Çiçekçi Değil, Sanatçıyım…

“Çiçek tutkunu misafirlerimi başka bir evrende ve başka bir zaman diliminde hissettirmek bana kendimi sihirbaz gibi hissettiriyor.”, “Bir davetin en önemli kısmı atmosferidir. Atmosferi belirleyecek en önemli kalem ise; çiçek ve peyzajdır. Lakin ne kadar özenirseniz özenin o davet gece yarısı bitecektir, her şey son bulacaktır. İşte bunu bildiğiniz için her anın tadını çıkararak çalışırsınız. Dolayısıyla ben çiçekçi değil, sanatçıyım. Ben floristim. Bütün fark bu…”

Yukarıdaki cümleler Türkiye’nin en büyük çiçek showroom’u sahibi Can Kaçar’a ait. Her ne kadar Ankara onu ‘çiçekçi’ olarak bilse de o bunu kabul etmiyor ve ekliyor; “Ben bir floristim. Çiçeklerin ruhunu bilirim. Bu yüzden yaptığım işi ‘çiçekçi’ diye adlandırmak fazlasıyla mütevazıca olur. Yaptığı işte özgünleşen, ruha dokunan ve katma değer üreten her meslek erbabı sanatçıdır…”

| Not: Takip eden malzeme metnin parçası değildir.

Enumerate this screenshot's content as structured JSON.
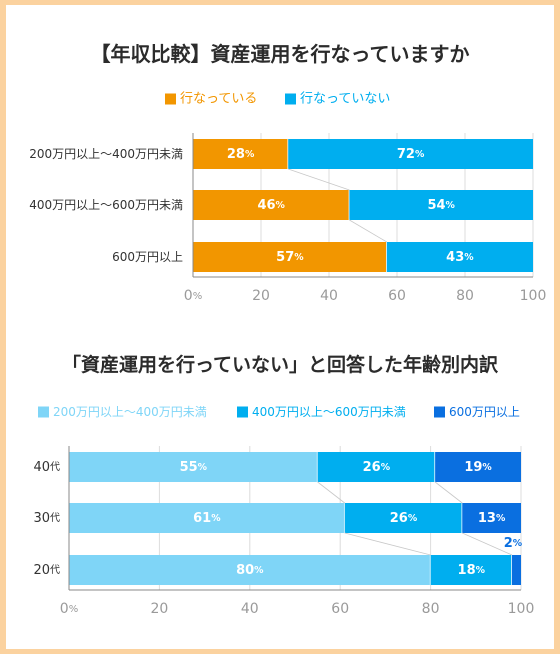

Anka Çiçek sahibi Can Kaçar, bu ay kentin en çok okunan yayını Ankara Life Dergisi Yazı İşleri Müdürü Sertaç Kantarcı’ya muhteşem bir röportaj verdi. Mesleğinin sırlarından, kariyerine kadar sorularımıza büyük bir samimiyetle yanıt veren Can Kaçar, siz değerli okurlarımız adına konuştu.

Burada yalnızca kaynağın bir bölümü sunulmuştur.